To summarize the variability changes in all measured parameters, NHGRI-1 fish showed smaller coefficients of variation compared to AB fish in ~84% endpoints.

4. Discussion

Values of heart rate, stroke volume, cardiac output, and oxygen consumption from our study are consistent with previously reported values [31,40,41,42,43,44,45,46], especially for AB zebrafish. However, control values for NHGRI-1 zebrafish were typically slightly lower than in control AB zebrafish. Lipid metabolism in the yolk sac [47], mathematical models describing the relationship between yolk absorption and growth [48], and how environmental factors influence the absorption of the yolk [46] have been reported, but we know of no studies of yolk conversion efficiency in zebrafish.

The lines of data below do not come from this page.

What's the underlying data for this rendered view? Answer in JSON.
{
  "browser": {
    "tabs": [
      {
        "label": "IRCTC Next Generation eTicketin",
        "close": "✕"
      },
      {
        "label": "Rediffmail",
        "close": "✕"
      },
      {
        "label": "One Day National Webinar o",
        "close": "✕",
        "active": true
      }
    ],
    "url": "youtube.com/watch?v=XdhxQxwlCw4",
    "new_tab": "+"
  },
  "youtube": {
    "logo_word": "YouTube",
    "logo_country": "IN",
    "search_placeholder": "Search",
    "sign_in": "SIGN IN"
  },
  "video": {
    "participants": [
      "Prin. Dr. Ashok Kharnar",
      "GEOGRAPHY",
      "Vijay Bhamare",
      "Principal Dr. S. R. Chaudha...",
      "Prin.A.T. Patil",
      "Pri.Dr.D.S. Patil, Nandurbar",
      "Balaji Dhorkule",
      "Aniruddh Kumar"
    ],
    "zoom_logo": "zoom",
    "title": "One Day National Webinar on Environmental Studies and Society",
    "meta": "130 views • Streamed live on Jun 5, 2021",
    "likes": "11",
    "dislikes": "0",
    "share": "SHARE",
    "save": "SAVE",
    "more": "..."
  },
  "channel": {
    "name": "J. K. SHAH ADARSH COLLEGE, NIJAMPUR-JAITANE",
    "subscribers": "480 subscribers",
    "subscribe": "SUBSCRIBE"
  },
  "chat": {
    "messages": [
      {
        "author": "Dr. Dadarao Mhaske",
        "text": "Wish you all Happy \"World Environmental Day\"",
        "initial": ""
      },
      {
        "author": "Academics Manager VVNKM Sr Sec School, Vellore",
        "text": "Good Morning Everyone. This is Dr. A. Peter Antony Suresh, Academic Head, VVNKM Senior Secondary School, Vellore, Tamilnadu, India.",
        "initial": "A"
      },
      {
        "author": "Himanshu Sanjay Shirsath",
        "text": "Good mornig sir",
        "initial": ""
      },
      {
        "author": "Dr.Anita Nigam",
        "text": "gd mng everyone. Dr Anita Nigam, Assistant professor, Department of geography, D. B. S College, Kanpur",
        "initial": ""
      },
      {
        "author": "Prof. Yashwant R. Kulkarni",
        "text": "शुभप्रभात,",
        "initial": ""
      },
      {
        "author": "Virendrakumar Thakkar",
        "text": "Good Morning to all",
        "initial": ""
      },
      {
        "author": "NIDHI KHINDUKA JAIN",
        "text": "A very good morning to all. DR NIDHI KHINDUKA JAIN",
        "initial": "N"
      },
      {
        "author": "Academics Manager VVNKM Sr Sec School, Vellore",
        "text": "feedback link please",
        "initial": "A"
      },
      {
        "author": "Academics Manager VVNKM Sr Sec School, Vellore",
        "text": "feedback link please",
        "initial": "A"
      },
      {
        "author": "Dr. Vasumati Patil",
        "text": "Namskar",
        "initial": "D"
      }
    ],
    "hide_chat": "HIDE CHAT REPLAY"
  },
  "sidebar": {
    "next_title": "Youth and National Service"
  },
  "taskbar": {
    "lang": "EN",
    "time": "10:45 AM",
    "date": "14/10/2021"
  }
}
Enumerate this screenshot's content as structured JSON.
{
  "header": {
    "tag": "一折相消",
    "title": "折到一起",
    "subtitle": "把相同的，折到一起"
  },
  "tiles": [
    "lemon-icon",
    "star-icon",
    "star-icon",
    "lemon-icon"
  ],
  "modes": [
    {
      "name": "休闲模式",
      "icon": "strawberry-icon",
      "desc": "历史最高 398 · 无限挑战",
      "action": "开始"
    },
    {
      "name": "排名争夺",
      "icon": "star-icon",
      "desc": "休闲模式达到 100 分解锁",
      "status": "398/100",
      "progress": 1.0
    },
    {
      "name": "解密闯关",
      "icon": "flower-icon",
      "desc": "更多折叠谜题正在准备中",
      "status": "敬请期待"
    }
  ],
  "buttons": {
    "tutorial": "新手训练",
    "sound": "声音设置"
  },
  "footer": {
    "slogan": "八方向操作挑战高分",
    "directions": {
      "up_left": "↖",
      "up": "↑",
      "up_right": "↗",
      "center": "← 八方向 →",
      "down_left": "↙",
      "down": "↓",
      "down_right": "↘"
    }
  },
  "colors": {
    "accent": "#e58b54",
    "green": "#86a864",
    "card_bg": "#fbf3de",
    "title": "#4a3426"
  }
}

4.1. Physiological Variation Across Taxa

Revealing mechanisms by which physiological variation occurs within and across taxa facilitates our understanding of the contribution of inter-individual variation to the range of variation within a species to the relationship among species and their environment [2]. In invertebrates, major physiological mechanisms (e.g., respiration, digestion, reproduction, behavior, etc.) are highly conserved across taxa with different degrees of complexity, facilitating the investigation of evolutionary adaptations against environmental challenges [49,50] as well as mechanisms associated with plasticity in vertebrates [51,52]. Physiological variation in vertebrates from either natural or laboratory populations influences hypoxia and thermal tolerance [53,54,55,56,57,58], metabolic rate, stress response, developmental plasticity [59], and cardiac function [60]. Essentially, physiological responses are well conserved across the evolutionary scale, and variation in the degree of physiological responses is evident within and among population/species that inhabit different natural environments or when exposed to either similar or completely different controlled laboratory conditions. Moreover, physiological variation is one of the pillars leading to natural selection and evolution [61], even at the molecular level [62]. However, such variation greatly complicates assessment of how animals respond physiologically to environmental stressors. To overcome the obfuscation that variability can bring, the use of research models with decreased variation is a useful strategy to reveal specific biological characteristics [30].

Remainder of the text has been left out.